In Katherine, it requires 22.5 per cent of income to service a new mortgage, but it takes 38 per cent to pay rent.
Core Logic research head Eliza Owen said it depends on the individual’s situation, but overall, it is most likely more expensive to rent, with rising rentals in many parts of Australia.
“Although interest rates are rising, they are still pretty low, and in some markets, prices are starting to fall,” Ms Owen said. “This could be a bit of a ‘sweet spot’ for first home buyers who have been saving up their deposits. You have a window of relatively low rates, slightly lower purchase prices in some parts of Sydney and Melbourne, and slowing market dynamics in terms of longer time on the market.”
Core Logic is the leading provider of property data and analytics in Australia and New Zealand.
In the three months ended April 2022, rents nationwide have jumped by 2.7 per cent. This figure is faster than the 1.9 per cent gain in home prices. Year on year, the rent for median housing rose by nine per cent.
The research firm sees house rental figures rising a bit more.
“Upward pressure on rental values could persist amid higher wage growth, and return of overseas arrivals to Australia, and the lag at which rental supply responds to increases in demand,” Ms Owen said.
Ray White chief economist Nerida Conisbee said while the upsurge in rentals will lessen potential savings, making it harder to get over the deposit obstacle, declining property prices caused by the incremental increases in interest rates makes it a much easier time to buy a home.
“Right now, we are seeing prices start to moderate as interest rates rise but conversely rents are rising rapidly. If you are someone who wants to flip houses quickly, now is not the time. But if you want to buy to hold long term, now is a good time to own or buy,” Ms Conisbee said.
Where to invest in Darwin in 2022
Darwin’s real estate market relies on short term economic cycles, with property prices rising and falling accordingly.
Darwin’s real estate market made gains last year. Property values achieved annual growth highs not seen in the past six years. However, these strong signs were tempered by more modest quarterly results. Darwin’s median house price was at $640,000 last year, representing the strongest annual growth in the Darwin housing market since 2004.
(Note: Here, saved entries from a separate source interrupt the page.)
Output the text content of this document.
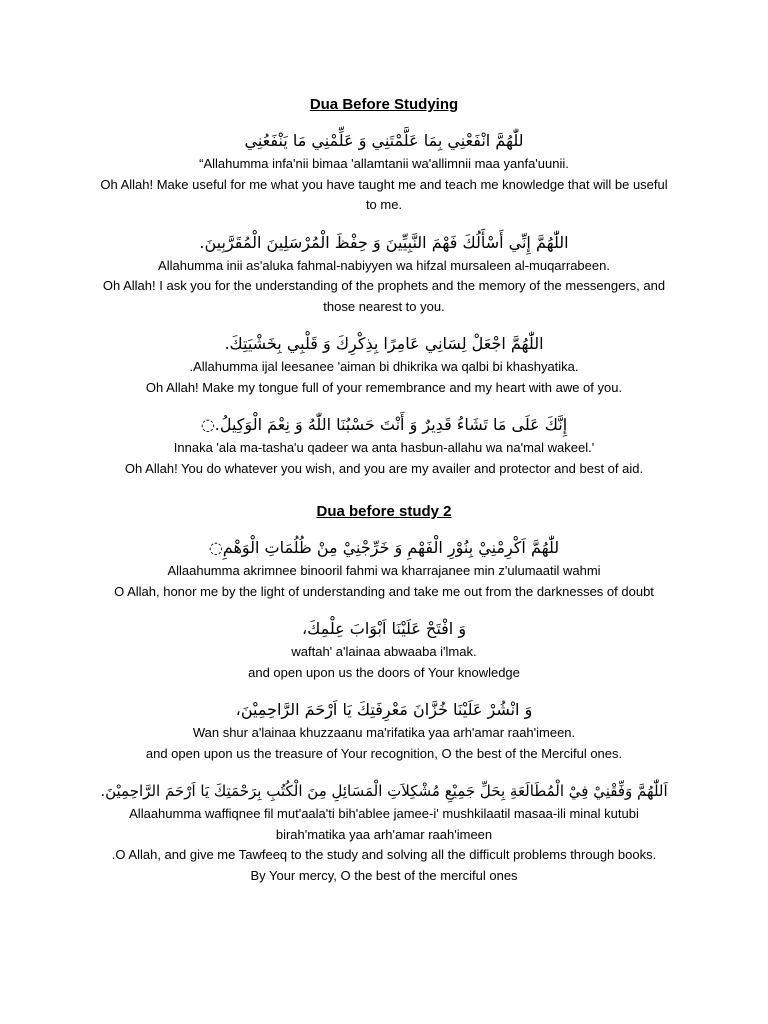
Dua Before Studying

للّٰهُمَّ انْفَعْنِي بِمَا عَلَّمْتَنِي وَ عَلِّمْنِي مَا يَنْفَعُنِي

“Allahumma infa'nii bimaa 'allamtanii wa'allimnii maa yanfa'uunii.

Oh Allah! Make useful for me what you have taught me and teach me knowledge that will be useful to me.

اللّٰهُمَّ إِنِّي أَسْأَلُكَ فَهْمَ النَّبِيِّينَ وَ حِفْظَ الْمُرْسَلِينَ الْمُقَرَّبِينَ.

Allahumma inii as'aluka fahmal-nabiyyen wa hifzal mursaleen al-muqarrabeen.

Oh Allah! I ask you for the understanding of the prophets and the memory of the messengers, and those nearest to you.

اللّٰهُمَّ اجْعَلْ لِسَانِي عَامِرًا بِذِكْرِكَ وَ قَلْبِي بِخَشْيَتِكَ.

.Allahumma ijal leesanee 'aiman bi dhikrika wa qalbi bi khashyatika.

Oh Allah! Make my tongue full of your remembrance and my heart with awe of you.

إِنَّكَ عَلَى مَا تَشَاءُ قَدِيرٌ وَ أَنْتَ حَسْبُنَا اللّٰهُ وَ نِعْمَ الْوَكِيلُ.◌

Innaka 'ala ma-tasha'u qadeer wa anta hasbun-allahu wa na'mal wakeel.'

Oh Allah! You do whatever you wish, and you are my availer and protector and best of aid.

Dua before study 2

للّٰهُمَّ اَكْرِمْنِيْ بِنُوْرِ الْفَهْمِ وَ خَرِّجْنِيْ مِنْ ظُلُمَاتِ الْوَهْمِ◌

Allaahumma akrimnee binooril fahmi wa kharrajanee min z'ulumaatil wahmi

O Allah, honor me by the light of understanding and take me out from the darknesses of doubt

وَ افْتَحْ عَلَيْنَا اَبْوَابَ عِلْمِكَ،

waftah' a'lainaa abwaaba i'lmak.

and open upon us the doors of Your knowledge

وَ انْشُرْ عَلَيْنَا خُزَّانَ مَعْرِفَتِكَ يَا اَرْحَمَ الرَّاحِمِيْنَ،

Wan shur a'lainaa khuzzaanu ma'rifatika yaa arh'amar raah'imeen.

and open upon us the treasure of Your recognition, O the best of the Merciful ones.

اَللّٰهُمَّ وَفِّقْنِيْ فِيْ الْمُطَالَعَةِ بِحَلِّ جَمِيْعِ مُشْكِلاَتِ الْمَسَائِلِ مِنَ الْكُتُبِ بِرَحْمَتِكَ يَا اَرْحَمَ الرَّاحِمِيْنَ.

Allaahumma waffiqnee fil mut'aala'ti bih'ablee jamee-i' mushkilaatil masaa-ili minal kutubi birah'matika yaa arh'amar raah'imeen

.O Allah, and give me Tawfeeq to the study and solving all the difficult problems through books.

By Your mercy, O the best of the merciful ones
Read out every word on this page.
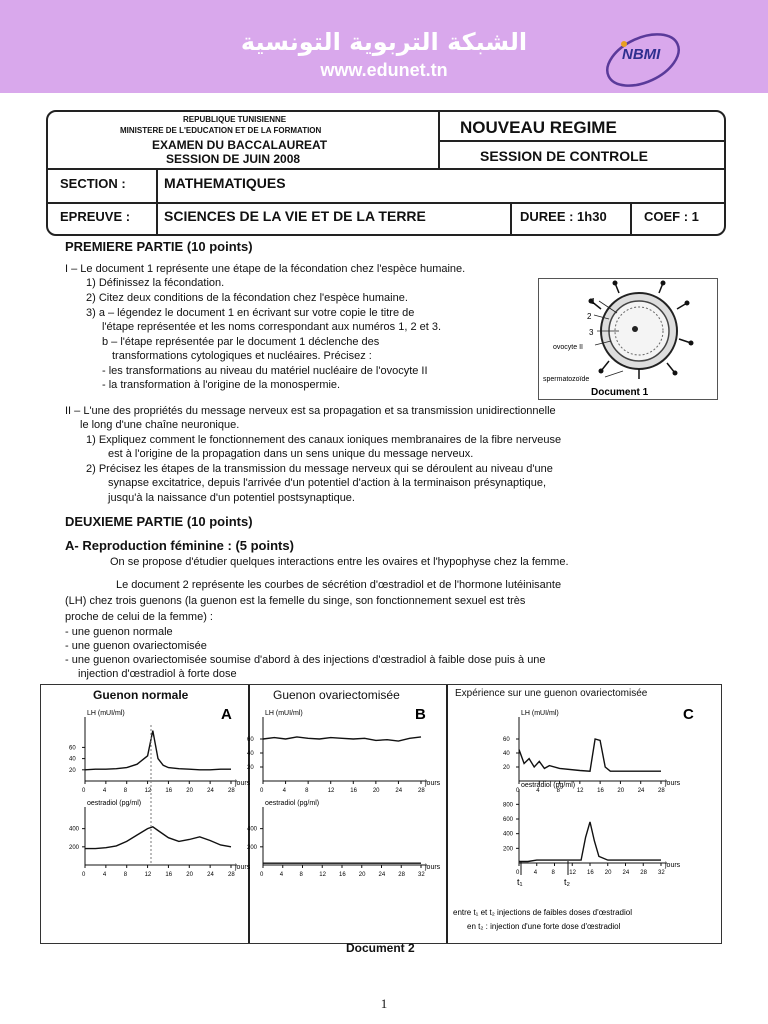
الشبكة التربوية التونسية
www.edunet.tn
NBMI
REPUBLIQUE TUNISIENNE
MINISTERE DE L'EDUCATION ET DE LA FORMATION
EXAMEN DU BACCALAUREAT
SESSION DE JUIN 2008
NOUVEAU REGIME
SESSION DE CONTROLE
SECTION :	MATHEMATIQUES
EPREUVE : SCIENCES DE LA VIE ET DE LA TERRE	DUREE : 1h30	COEF : 1
PREMIERE PARTIE (10 points)
I – Le document 1 représente une étape de la fécondation chez l'espèce humaine.
1) Définissez la fécondation.
2) Citez deux conditions de la fécondation chez l'espèce humaine.
3) a – légendez le document 1 en écrivant sur votre copie le titre de
l'étape représentée et les noms correspondant aux numéros 1, 2 et 3.
b – l'étape représentée par le document 1 déclenche des
transformations cytologiques et nucléaires. Précisez :
- les transformations au niveau du matériel nucléaire de l'ovocyte II
- la transformation à l'origine de la monospermie.
1
2
3
ovocyte II
spermatozoïde
Document 1
II – L'une des propriétés du message nerveux est sa propagation et sa transmission unidirectionnelle
le long d'une chaîne neuronique.
1) Expliquez comment le fonctionnement des canaux ioniques membranaires de la fibre nerveuse
est à l'origine de la propagation dans un sens unique du message nerveux.
2) Précisez les étapes de la transmission du message nerveux qui se déroulent au niveau d'une
synapse excitatrice, depuis l'arrivée d'un potentiel d'action à la terminaison présynaptique,
jusqu'à la naissance d'un potentiel postsynaptique.
DEUXIEME PARTIE (10 points)
A- Reproduction féminine : (5 points)
On se propose d'étudier quelques interactions entre les ovaires et l'hypophyse chez la femme.
Le document 2 représente les courbes de sécrétion d'œstradiol et de l'hormone lutéinisante
(LH) chez trois guenons (la guenon est la femelle du singe, son fonctionnement sexuel est très
proche de celui de la femme) :
- une guenon normale
- une guenon ovariectomisée
- une guenon ovariectomisée soumise d'abord à des injections d'œstradiol à faible dose puis à une
injection d'œstradiol à forte dose
Guenon normale	Guenon ovariectomisée	Expérience sur une guenon ovariectomisée
A	B	C
t₁	t₂
entre t₁ et t₂ injections de faibles doses d'œstradiol
en t₂ : injection d'une forte dose d'œstradiol
0	4	8	12 16 20 24 28
20
40
60
LH (mUI/ml)
jours
0	4	8	12 16 20 24 28
200
400
oestradiol (pg/ml)
jours
0	4	8	12	16	20	24	28
20
40
60
LH (mUI/ml)
jours
0	4	8	12 16 20 24 28 32
200
400
oestradiol (pg/ml)
jours
0	4	8	12 16 20 24 28
20
40
60
LH (mUI/ml)
jours
0 4 8 12 16 20 24 28 32
200
400
600
800
oestradiol (pg/ml)
jours
Document 2
1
For this year, following the end of the COVID pandemic, Darwin’s population growth and housing demand are expected to ease to more modest levels.
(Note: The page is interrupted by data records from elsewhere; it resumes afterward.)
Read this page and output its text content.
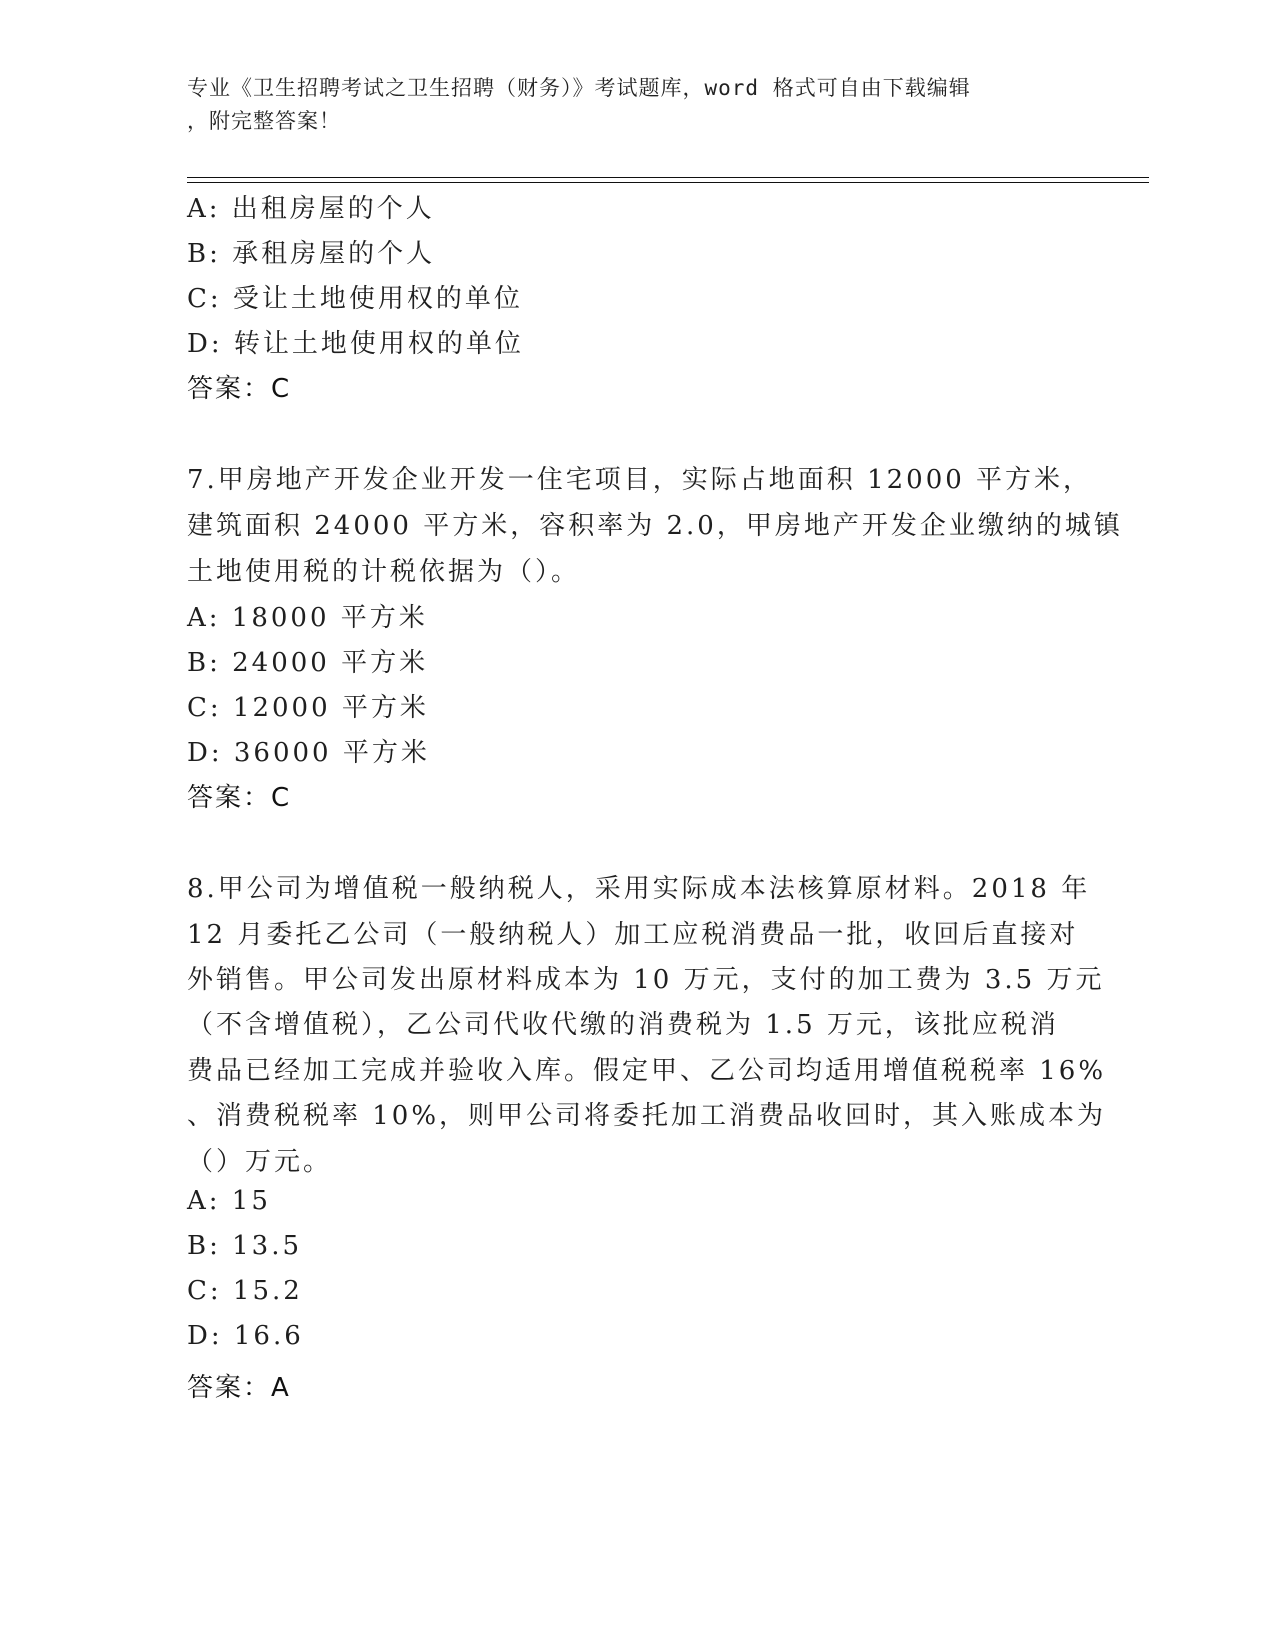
专业《卫生招聘考试之卫生招聘（财务）》考试题库，word 格式可自由下载编辑
，附完整答案！
A: 出租房屋的个人
B: 承租房屋的个人
C: 受让土地使用权的单位
D: 转让土地使用权的单位
答案：C
7.甲房地产开发企业开发一住宅项目，实际占地面积 12000 平方米，
建筑面积 24000 平方米，容积率为 2.0，甲房地产开发企业缴纳的城镇
土地使用税的计税依据为（）。
A: 18000 平方米
B: 24000 平方米
C: 12000 平方米
D: 36000 平方米
答案：C
8.甲公司为增值税一般纳税人，采用实际成本法核算原材料。2018 年
12 月委托乙公司（一般纳税人）加工应税消费品一批，收回后直接对
外销售。甲公司发出原材料成本为 10 万元，支付的加工费为 3.5 万元
（不含增值税），乙公司代收代缴的消费税为 1.5 万元，该批应税消
费品已经加工完成并验收入库。假定甲、乙公司均适用增值税税率 16%
、消费税税率 10%，则甲公司将委托加工消费品收回时，其入账成本为
（）万元。
A: 15
B: 13.5
C: 15.2
D: 16.6
答案：A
QBE Insurance, on the other hand, sees further growth in the Darwin region. The growth according to QBE will be driven by government initiatives and mining sector investments that will drive up employment and population. These factors, QBE said, will continue to feed housing demand this year.
Experts advise home seekers and astute investors to keep an eye on Moulden. Moulden is experiencing the highest increase in housing value a year ago at 32.6 per cent. It also remains among the most affordable suburbs in the Greater Darwin region with a median house value of $376,596.
Darwin suburbs that offer rising rental yields and sales activities include Leanyer, with a 16 per cent average house price growth; Lyons with 15 per cent growth in median house price; Rapid Creek with a 14.3 per cent increase; and Tiwi at 15.3 per cent.
For investors looking for good rental income: suburbs Gray, with a 7.5 per cent average house price growth; Woodroffe, increase of 7.1 per cent; and Parap, which has the highest rental units, posting a growth of 8.5 per cent.
For those who are looking for stable long-term growth and returns: Coconut Grove, Nightcliff, Stuart Park, Karama, and Malak.
CoreLogic pointed out that Fannie Bay, a middle/inner suburb in Darwin has the highest median house value at $848,718, followed by Nightcliff with average house values of $796,873.